While headlines and articles might suggest virtual reality’s ultimate destination is to wind up as the next great form of modern-day entertainment, researchers have quietly begun exploring the technology’s health benefits—namely, as a means for treating mental illness.
The latest research, published in the British Journal of Psychiatry Open, has confirmed virtual therapy could help with depression.
The project, part of a continuing study at the University College London, took 15 people — 10 women and 5 men between 23 and 61 years of age — and outfitted them with virtual reality headsets. When the program began, an adult version of the patient was projected into a virtual reality mirror. The patient was then asked to mentally identify with the adult avatar, which replicated the patient’s body movement in a process known as “embodiment.”
During this exercise, the patients were prompted to notice a separate avatar of a small crying child. They were then instructed to say compassionate phrases to the child to try and comfort it — things like asking the child to remember a time when it was happy, think of someone who love them, and so on.
At this stage of the experiment, the roles were then reversed, wherein the headset altered the patient’s point of view to be that of the child, whereupon it took on the patient’s body movements. The patient then heard the same phrases of compassion spoken back to them from the adult avatar, in the patient’s own voice.

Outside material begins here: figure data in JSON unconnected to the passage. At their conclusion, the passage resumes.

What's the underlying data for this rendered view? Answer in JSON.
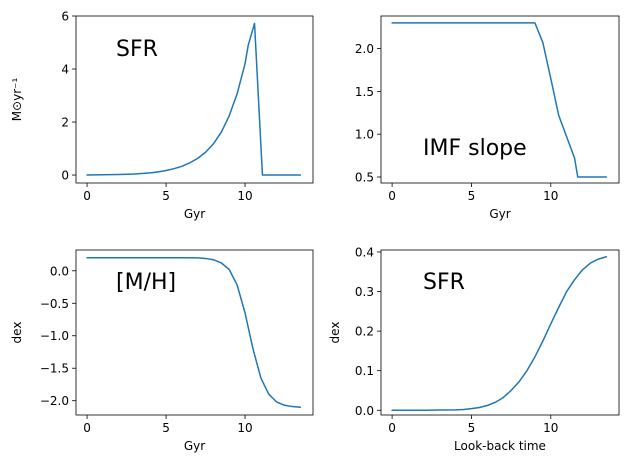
{
  "figure": {
    "background": "#ffffff",
    "line_color": "#1f77b4"
  },
  "chart_data": [
    {
      "type": "line",
      "annotation": "SFR",
      "xlabel": "Gyr",
      "ylabel": "M⊙yr⁻¹",
      "xlim": [
        -0.7,
        14.3
      ],
      "ylim": [
        -0.3,
        6.0
      ],
      "xticks": [
        0,
        5,
        10
      ],
      "xtick_labels": [
        "0",
        "5",
        "10"
      ],
      "yticks": [
        0,
        2,
        4,
        6
      ],
      "ytick_labels": [
        "0",
        "2",
        "4",
        "6"
      ],
      "series": [
        {
          "x": [
            0,
            1,
            2,
            3,
            4,
            4.5,
            5,
            5.5,
            6,
            6.5,
            7,
            7.5,
            8,
            8.5,
            9,
            9.5,
            10,
            10.2,
            10.6,
            11.1,
            13.5
          ],
          "y": [
            0.0,
            0.01,
            0.02,
            0.04,
            0.08,
            0.12,
            0.17,
            0.24,
            0.33,
            0.46,
            0.63,
            0.86,
            1.18,
            1.62,
            2.24,
            3.07,
            4.2,
            4.9,
            5.72,
            0.0,
            0.0
          ]
        }
      ]
    },
    {
      "type": "line",
      "annotation": "IMF slope",
      "xlabel": "Gyr",
      "ylabel": "",
      "xlim": [
        -0.7,
        14.3
      ],
      "ylim": [
        0.43,
        2.38
      ],
      "xticks": [
        0,
        5,
        10
      ],
      "xtick_labels": [
        "0",
        "5",
        "10"
      ],
      "yticks": [
        0.5,
        1.0,
        1.5,
        2.0
      ],
      "ytick_labels": [
        "0.5",
        "1.0",
        "1.5",
        "2.0"
      ],
      "series": [
        {
          "x": [
            0,
            9.0,
            9.5,
            10,
            10.5,
            11,
            11.5,
            11.7,
            12,
            13.5
          ],
          "y": [
            2.3,
            2.3,
            2.07,
            1.65,
            1.22,
            0.97,
            0.72,
            0.5,
            0.5,
            0.5
          ]
        }
      ]
    },
    {
      "type": "line",
      "annotation": "[M/H]",
      "xlabel": "Gyr",
      "ylabel": "dex",
      "xlim": [
        -0.7,
        14.3
      ],
      "ylim": [
        -2.22,
        0.32
      ],
      "xticks": [
        0,
        5,
        10
      ],
      "xtick_labels": [
        "0",
        "5",
        "10"
      ],
      "yticks": [
        0.0,
        -0.5,
        -1.0,
        -1.5,
        -2.0
      ],
      "ytick_labels": [
        "0.0",
        "−0.5",
        "−1.0",
        "−1.5",
        "−2.0"
      ],
      "series": [
        {
          "x": [
            0,
            2,
            4,
            6,
            7,
            7.5,
            8,
            8.5,
            9,
            9.5,
            10,
            10.5,
            11,
            11.5,
            12,
            12.5,
            13,
            13.5
          ],
          "y": [
            0.2,
            0.2,
            0.2,
            0.2,
            0.198,
            0.19,
            0.17,
            0.12,
            0.02,
            -0.22,
            -0.65,
            -1.2,
            -1.65,
            -1.9,
            -2.02,
            -2.07,
            -2.09,
            -2.1
          ]
        }
      ]
    },
    {
      "type": "line",
      "annotation": "SFR",
      "xlabel": "Look-back time",
      "ylabel": "dex",
      "xlim": [
        -0.7,
        14.3
      ],
      "ylim": [
        -0.012,
        0.405
      ],
      "xticks": [
        0,
        5,
        10
      ],
      "xtick_labels": [
        "0",
        "5",
        "10"
      ],
      "yticks": [
        0.0,
        0.1,
        0.2,
        0.3,
        0.4
      ],
      "ytick_labels": [
        "0.0",
        "0.1",
        "0.2",
        "0.3",
        "0.4"
      ],
      "series": [
        {
          "x": [
            0,
            1,
            2,
            3,
            4,
            4.5,
            5,
            5.5,
            6,
            6.5,
            7,
            7.5,
            8,
            8.5,
            9,
            9.5,
            10,
            10.5,
            11,
            11.5,
            12,
            12.5,
            13,
            13.5
          ],
          "y": [
            0.0,
            0.0,
            0.0,
            0.0005,
            0.001,
            0.002,
            0.004,
            0.007,
            0.012,
            0.02,
            0.032,
            0.05,
            0.072,
            0.1,
            0.135,
            0.175,
            0.218,
            0.26,
            0.3,
            0.33,
            0.355,
            0.372,
            0.382,
            0.388
          ]
        }
      ]
    }
  ]
}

Professor Chris Brewin, the study’s lead author, said the results were promising, and that the patients described the experience as being “very powerful”. Statistically, of the 15 patients, nine recorded reduced levels of depression one month after the trial. Of this sub-group, four reported a “clinically significant drop in depression severity.”
The rest recorded no changes.
These sessions lasted for 45 minutes; each patient received three sessions total. Professor Brewin said he believes the effects of the treatment could last for up to a month.

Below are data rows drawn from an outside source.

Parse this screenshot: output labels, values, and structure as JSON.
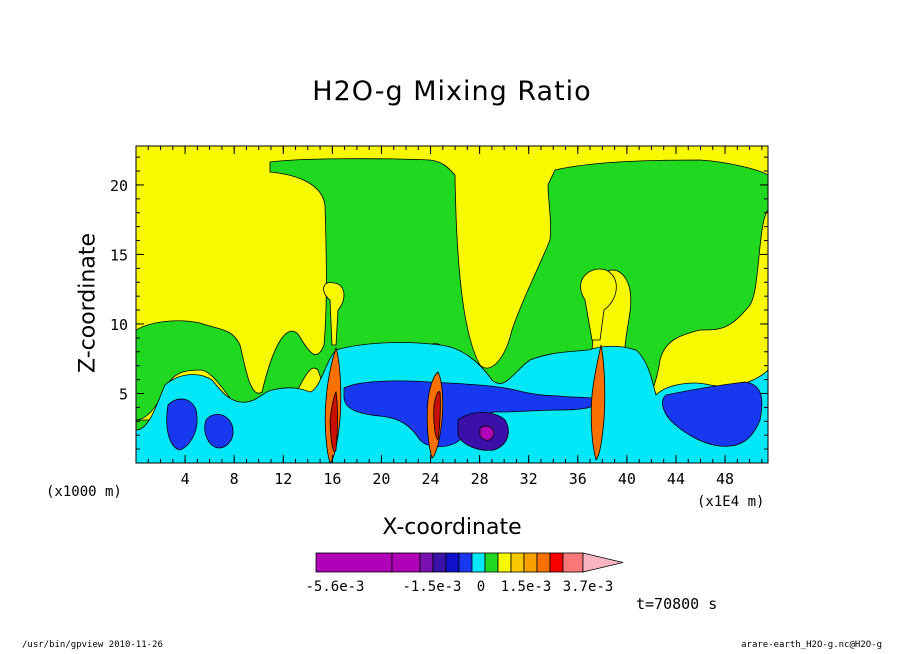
{
  "chart_data": {
    "type": "heatmap",
    "title": "H2O-g Mixing Ratio",
    "xlabel": "X-coordinate",
    "ylabel": "Z-coordinate",
    "x_unit": "(x1000 m)",
    "x_scale_note": "(x1E4 m)",
    "xlim": [
      0,
      51.5
    ],
    "ylim": [
      0,
      22.8
    ],
    "x_ticks": [
      "4",
      "8",
      "12",
      "16",
      "20",
      "24",
      "28",
      "32",
      "36",
      "40",
      "44",
      "48"
    ],
    "x_tick_values": [
      4,
      8,
      12,
      16,
      20,
      24,
      28,
      32,
      36,
      40,
      44,
      48
    ],
    "y_ticks": [
      "5",
      "10",
      "15",
      "20"
    ],
    "y_tick_values": [
      5,
      10,
      15,
      20
    ],
    "time_label": "t=70800 s",
    "colorbar": {
      "labels": [
        "-5.6e-3",
        "-1.5e-3",
        "0",
        "1.5e-3",
        "3.7e-3"
      ],
      "colors": [
        "#b000b8",
        "#b000b8",
        "#7a10b0",
        "#3a10a8",
        "#1010c8",
        "#1838f0",
        "#00e8f8",
        "#20d820",
        "#f8f800",
        "#f8c800",
        "#f8a000",
        "#f87000",
        "#f80000",
        "#f87878",
        "#f8b4c0"
      ]
    },
    "fields": [
      {
        "name": "yellow",
        "color": "#f8f800"
      },
      {
        "name": "green",
        "color": "#20d820"
      },
      {
        "name": "cyan",
        "color": "#00e8f8"
      },
      {
        "name": "blue",
        "color": "#1838f0"
      },
      {
        "name": "navy",
        "color": "#1010c8"
      },
      {
        "name": "purple",
        "color": "#3a10a8"
      },
      {
        "name": "magenta",
        "color": "#b000b8"
      },
      {
        "name": "orange",
        "color": "#f87000"
      },
      {
        "name": "red",
        "color": "#c81000"
      }
    ]
  },
  "footer": {
    "left": "/usr/bin/gpview  2010-11-26",
    "right": "arare-earth_H2O-g.nc@H2O-g"
  }
}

“People who struggle with anxiety and depression can be excessively self-critical when things go wrong in their lives,” Brewin explained. “In this study, by comforting the child and then hearing their own words back, patients are indirectly giving themselves compassion. The aim was to teach patients to be more compassionate towards themselves and less self-critical.”
“We now hope to develop the technique further to conduct a larger controlled trial, so that we can confidently determine any clinical benefit,” added co-author Professor Mel Slater.